Parents have always known that it is important to teach kids that there are consequences to what they say. The stakes are even higher in the Internet age, since what you say can quite literally come back to haunt you.

Yet some adults still struggle with this concept.

A former aide to Sen. Rand Paul, R-Ky, recently wrote a mea culpa of sorts in response to the revelation of his past as a former right-wing radio shock jock. The article’s author, Jack Hunter, weaves relatively cursory apologies throughout a narrative that explains his former gig as the “Southern Avenger” and how he progressed from that position to Sen. Paul’s staff.

Hunter does not deny that he said things as the Southern Avenger that crossed far over the line. Transcripts include comments such as speculation that Abraham Lincoln would have had a romantic relationship with Adolf Hitler had they met, and the observation that white Americans are subject to a “racial double standard.” His stock in trade on the radio was speech that qualifies as hateful, offensive and often openly racist.

Hunter says his views have changed dramatically. He writes, “There was no excuse for my comments.” But it is hard not to read the rest of the article as an excuse all the same. He emphasizes his youth; Hunter, now 35, provided commentary as the “Southern Avenger” from the early 2000s until 2007, according to The Washington Free Beacon. Hunter also says that, while he disavows the terrible things he said, “…My commentary wasn’t all that different from what more mainstream conservatives were saying - at the time and still today.”

It is appropriate that Hunter apologize. His points about the Republican Party’s track record on race are not entirely off-base; I have observed in this space before that the GOP’s refusal to actively welcome nonwhite voters (along with nonstraight, nonmale voters) is self-defeating and stupid. But Hunter’s conflation of his apology and his political argument weakens both. The state of the Republican Party is not the point.

The point is this: We are responsible for what we say. The more gratuitously offensive the comment, the more responsible we should be, because the comment’s nature should be obvious at the time it is made, not only in hindsight.

When you speak or write publicly about your opinions, you can expect disagreement. We say things on this blog, and in our Sentinel newsletter, that people disagree with, sometimes strongly. We know because they tell us so. People also say things in response to our writing with which we disagree. But as long as those comments are substantial, and do not contain personal attacks, we are happy to exchange views with our readers.

In the early days of Sentinel, we would sometimes get letters to the editor, many taking us to task for our viewpoints. We published several of them in subsequent issues. Now we get most of our feedback in the form of comments left on our blog, some of which strongly oppose the original posts’ positions.

While we are happy to generate strong responses in our readers, however, we also realize that we are responsible for what appears on our website. This applies not only to what our staff members write, but to the comments we publish as well. That is why my colleague, Amy Laburda, screens all comments before we approve them to appear on the site. This allows us to eliminate personal attacks and other inappropriate material, as well as obvious spam. Agreeing with us has never been a requirement to appear on the Palisades Hudson website; civility always has been.

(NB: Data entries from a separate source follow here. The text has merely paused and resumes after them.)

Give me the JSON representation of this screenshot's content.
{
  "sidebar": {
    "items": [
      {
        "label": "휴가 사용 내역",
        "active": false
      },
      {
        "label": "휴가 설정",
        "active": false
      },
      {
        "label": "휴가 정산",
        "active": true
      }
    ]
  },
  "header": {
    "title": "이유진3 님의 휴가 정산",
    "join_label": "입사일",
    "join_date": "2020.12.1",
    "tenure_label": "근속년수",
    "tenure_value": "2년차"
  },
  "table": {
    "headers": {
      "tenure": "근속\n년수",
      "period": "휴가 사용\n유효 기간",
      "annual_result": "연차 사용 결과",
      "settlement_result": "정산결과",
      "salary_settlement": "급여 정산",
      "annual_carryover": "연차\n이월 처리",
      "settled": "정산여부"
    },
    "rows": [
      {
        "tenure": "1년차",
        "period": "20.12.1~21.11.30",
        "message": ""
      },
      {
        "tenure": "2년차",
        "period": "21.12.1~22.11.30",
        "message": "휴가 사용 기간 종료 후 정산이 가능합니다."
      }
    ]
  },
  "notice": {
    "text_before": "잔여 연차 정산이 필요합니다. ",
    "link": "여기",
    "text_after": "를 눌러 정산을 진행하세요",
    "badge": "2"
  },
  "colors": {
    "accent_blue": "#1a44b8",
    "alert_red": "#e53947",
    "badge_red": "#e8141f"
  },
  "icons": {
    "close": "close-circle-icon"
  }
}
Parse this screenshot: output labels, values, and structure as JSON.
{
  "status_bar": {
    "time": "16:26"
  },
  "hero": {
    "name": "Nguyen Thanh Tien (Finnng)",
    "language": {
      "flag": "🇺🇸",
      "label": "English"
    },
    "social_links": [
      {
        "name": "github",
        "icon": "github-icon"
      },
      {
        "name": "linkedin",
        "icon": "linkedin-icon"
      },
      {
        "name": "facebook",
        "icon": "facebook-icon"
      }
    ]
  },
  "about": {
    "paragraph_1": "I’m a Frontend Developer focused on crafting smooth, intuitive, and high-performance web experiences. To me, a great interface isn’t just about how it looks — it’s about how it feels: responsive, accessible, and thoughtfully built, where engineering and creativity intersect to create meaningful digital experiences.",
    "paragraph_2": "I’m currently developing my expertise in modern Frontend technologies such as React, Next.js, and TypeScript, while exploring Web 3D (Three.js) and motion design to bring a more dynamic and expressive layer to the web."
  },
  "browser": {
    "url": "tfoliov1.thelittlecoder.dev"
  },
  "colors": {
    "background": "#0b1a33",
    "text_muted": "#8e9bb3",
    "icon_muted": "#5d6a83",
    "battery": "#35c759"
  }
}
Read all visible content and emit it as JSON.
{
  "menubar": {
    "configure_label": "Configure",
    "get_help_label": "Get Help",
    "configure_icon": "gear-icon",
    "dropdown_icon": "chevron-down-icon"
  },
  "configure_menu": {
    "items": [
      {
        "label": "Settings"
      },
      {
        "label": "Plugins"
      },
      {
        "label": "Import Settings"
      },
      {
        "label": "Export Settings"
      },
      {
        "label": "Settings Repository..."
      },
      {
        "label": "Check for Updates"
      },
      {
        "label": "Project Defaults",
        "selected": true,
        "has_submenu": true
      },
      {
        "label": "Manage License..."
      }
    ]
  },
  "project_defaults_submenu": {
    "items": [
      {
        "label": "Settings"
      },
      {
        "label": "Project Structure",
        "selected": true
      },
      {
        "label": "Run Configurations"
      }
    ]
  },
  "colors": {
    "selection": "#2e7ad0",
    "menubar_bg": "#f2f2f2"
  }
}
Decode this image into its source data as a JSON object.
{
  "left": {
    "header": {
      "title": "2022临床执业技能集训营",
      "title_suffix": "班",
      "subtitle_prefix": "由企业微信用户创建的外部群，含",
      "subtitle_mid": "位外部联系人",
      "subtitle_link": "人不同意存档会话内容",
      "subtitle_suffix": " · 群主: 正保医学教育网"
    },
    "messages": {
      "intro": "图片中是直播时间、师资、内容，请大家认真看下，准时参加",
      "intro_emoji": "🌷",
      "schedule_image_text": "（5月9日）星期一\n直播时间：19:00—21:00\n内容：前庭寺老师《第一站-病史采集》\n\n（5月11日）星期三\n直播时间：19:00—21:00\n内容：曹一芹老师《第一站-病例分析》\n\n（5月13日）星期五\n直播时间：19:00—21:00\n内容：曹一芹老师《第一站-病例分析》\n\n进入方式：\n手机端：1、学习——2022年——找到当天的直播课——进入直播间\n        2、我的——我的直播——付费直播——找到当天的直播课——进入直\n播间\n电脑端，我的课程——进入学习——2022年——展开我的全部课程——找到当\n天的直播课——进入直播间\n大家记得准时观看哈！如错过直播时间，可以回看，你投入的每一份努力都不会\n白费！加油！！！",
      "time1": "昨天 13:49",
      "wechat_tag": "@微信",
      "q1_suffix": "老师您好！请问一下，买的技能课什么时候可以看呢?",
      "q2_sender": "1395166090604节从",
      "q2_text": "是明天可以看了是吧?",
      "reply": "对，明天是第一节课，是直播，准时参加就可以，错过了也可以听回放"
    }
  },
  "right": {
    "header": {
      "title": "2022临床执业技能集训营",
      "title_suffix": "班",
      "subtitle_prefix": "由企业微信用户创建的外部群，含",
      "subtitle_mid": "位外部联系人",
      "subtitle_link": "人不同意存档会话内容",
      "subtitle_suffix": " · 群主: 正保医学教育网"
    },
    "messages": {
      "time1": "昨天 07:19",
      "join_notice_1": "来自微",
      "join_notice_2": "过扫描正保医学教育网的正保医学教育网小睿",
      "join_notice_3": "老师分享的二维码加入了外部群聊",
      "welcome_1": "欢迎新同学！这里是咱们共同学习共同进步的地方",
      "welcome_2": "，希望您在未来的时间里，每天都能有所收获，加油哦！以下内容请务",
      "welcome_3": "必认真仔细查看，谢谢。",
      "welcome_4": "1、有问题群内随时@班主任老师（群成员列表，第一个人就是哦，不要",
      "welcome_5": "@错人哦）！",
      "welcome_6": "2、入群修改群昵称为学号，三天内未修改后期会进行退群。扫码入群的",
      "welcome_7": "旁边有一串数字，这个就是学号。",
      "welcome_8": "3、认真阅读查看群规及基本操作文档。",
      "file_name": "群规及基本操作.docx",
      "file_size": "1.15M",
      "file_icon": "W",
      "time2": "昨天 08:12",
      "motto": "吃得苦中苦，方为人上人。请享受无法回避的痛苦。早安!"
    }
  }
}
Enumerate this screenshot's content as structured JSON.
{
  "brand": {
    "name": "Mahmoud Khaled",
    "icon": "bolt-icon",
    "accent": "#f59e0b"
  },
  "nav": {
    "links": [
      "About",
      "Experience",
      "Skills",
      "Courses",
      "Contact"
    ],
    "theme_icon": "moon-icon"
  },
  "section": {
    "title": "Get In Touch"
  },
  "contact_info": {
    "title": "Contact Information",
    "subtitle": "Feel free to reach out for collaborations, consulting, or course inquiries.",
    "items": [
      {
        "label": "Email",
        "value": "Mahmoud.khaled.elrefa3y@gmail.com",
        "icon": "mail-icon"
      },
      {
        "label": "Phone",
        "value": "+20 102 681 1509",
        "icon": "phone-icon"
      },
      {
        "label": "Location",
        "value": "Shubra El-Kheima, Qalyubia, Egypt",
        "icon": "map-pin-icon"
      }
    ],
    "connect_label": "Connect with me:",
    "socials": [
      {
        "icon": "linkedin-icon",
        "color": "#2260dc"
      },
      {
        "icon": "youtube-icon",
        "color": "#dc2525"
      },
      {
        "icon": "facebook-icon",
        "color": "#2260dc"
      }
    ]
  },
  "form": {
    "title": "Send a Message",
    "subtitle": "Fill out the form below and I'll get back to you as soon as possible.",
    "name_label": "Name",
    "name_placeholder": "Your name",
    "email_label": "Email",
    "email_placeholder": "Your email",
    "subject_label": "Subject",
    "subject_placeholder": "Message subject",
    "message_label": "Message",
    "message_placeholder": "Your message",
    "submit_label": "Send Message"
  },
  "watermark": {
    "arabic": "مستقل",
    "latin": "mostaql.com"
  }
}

The responsibility for what we publish is also why we have made it a policy to require full, real names on any comments that we post. Sometimes people will say things under the cloak of anonymity that they would not say with their name attached. Hunter proves this, but he is far from the only example. While we do read anonymous comments, we do not provide a platform for them.

Saying things expressly to hurt others is not something of which to be proud. Before you speak, whether online, over the radio waves, or on television, it is worth considering whether you would be embarrassed to have your words quoted to you later. Now that more and more of our words are searchable and archived indefinitely, such a scenario is almost inevitable.